Dexamethasone	Hornby P et al. Effect of dexamethasone in hospitalized patients with COVID-19: Preliminary report.
	Villar J et al. Dexamethasone treatment for the acute respiratory distress syndrome: a multicentre, randomized controlled trial.

Post-COVID-19 disease

Important signs or symptoms that follow acute infection are pain, physical competence, renal function, hypercoagulability, impaired renal function, myopathy or polyneuropathy, residual pulmonary infections, psychiatric or psychological disorders (anxiety, cognitive disorder, depression, insomnia, post-traumatic stress disorder), and cardiac manifestations, including arrhythmias and myocardial injury.
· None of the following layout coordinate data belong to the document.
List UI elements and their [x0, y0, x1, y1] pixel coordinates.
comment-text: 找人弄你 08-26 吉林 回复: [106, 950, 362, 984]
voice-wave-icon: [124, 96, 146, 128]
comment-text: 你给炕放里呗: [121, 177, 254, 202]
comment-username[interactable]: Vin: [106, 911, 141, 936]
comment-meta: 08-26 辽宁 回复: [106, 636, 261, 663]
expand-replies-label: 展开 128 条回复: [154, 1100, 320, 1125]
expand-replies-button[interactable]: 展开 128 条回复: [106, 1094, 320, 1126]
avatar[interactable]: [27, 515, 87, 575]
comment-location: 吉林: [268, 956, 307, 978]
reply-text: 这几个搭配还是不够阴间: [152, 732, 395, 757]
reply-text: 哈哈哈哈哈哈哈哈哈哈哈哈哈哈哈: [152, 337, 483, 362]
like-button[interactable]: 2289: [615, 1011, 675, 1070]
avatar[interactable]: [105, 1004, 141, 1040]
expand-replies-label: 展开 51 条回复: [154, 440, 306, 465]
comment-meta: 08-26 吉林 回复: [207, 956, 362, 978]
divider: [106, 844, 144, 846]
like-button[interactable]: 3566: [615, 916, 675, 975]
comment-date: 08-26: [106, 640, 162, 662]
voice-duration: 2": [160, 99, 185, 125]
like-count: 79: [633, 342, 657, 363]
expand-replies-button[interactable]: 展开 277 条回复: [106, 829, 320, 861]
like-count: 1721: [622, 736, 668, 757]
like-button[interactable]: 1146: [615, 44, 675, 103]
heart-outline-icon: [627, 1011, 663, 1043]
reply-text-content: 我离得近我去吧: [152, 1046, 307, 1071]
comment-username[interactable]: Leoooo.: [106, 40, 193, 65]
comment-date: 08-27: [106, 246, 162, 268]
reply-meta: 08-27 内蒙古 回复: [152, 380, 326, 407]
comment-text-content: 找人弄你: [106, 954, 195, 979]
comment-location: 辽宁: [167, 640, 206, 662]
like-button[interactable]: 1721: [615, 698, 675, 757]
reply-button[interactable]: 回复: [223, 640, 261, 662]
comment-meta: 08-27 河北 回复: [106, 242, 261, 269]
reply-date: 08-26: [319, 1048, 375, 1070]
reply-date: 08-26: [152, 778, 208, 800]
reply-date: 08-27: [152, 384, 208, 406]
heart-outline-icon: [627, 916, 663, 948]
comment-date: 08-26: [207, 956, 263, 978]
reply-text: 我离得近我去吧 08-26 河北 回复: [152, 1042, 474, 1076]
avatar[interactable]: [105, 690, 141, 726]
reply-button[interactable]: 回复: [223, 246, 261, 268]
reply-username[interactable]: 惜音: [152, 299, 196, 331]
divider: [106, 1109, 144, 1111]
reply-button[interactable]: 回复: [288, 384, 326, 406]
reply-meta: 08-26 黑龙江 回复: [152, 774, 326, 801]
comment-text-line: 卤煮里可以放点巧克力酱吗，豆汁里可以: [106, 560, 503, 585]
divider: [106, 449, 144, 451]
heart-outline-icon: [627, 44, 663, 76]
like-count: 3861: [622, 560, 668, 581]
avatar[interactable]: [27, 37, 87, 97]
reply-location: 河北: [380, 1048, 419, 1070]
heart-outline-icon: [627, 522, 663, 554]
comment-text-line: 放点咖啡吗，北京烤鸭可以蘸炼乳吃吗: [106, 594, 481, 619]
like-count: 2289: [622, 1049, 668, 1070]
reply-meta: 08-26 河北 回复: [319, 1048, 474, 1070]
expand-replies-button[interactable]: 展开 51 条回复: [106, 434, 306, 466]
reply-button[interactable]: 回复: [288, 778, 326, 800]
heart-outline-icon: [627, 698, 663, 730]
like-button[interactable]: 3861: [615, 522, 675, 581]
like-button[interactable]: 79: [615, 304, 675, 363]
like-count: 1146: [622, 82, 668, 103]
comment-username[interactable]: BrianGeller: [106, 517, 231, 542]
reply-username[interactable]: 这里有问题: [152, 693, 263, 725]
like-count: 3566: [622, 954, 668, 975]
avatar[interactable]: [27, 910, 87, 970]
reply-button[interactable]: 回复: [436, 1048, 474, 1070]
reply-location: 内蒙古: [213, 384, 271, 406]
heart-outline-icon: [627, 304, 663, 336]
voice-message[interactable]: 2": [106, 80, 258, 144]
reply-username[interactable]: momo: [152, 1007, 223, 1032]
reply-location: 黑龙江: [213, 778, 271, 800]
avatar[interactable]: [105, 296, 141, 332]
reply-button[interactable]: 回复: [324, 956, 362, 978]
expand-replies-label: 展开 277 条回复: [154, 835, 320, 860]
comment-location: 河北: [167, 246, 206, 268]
Patients will therefore need to be closely monitored for chronic conditions, especially cardiovascular, metabolic, and neurologic disorders.57,58

Conclusion

The SARS-CoV-2 infection/COVID-19 is a pro-inflammatory process with multiple consequences, including an increased mortality rate, especially in patients with a medical history of heart failure, hypertension, or renal disease. Multiple data have shown the potential sequelae that patients might experience, including chronic fatigue, thrombotic events post infection, non-reversible lung disease, and altered mental and physical disability; however, these cannot yet be fully determined. Future studies following up on the cardiovascular, neurovascular, renal, and other potential complications that could result from this viral illness are warranted.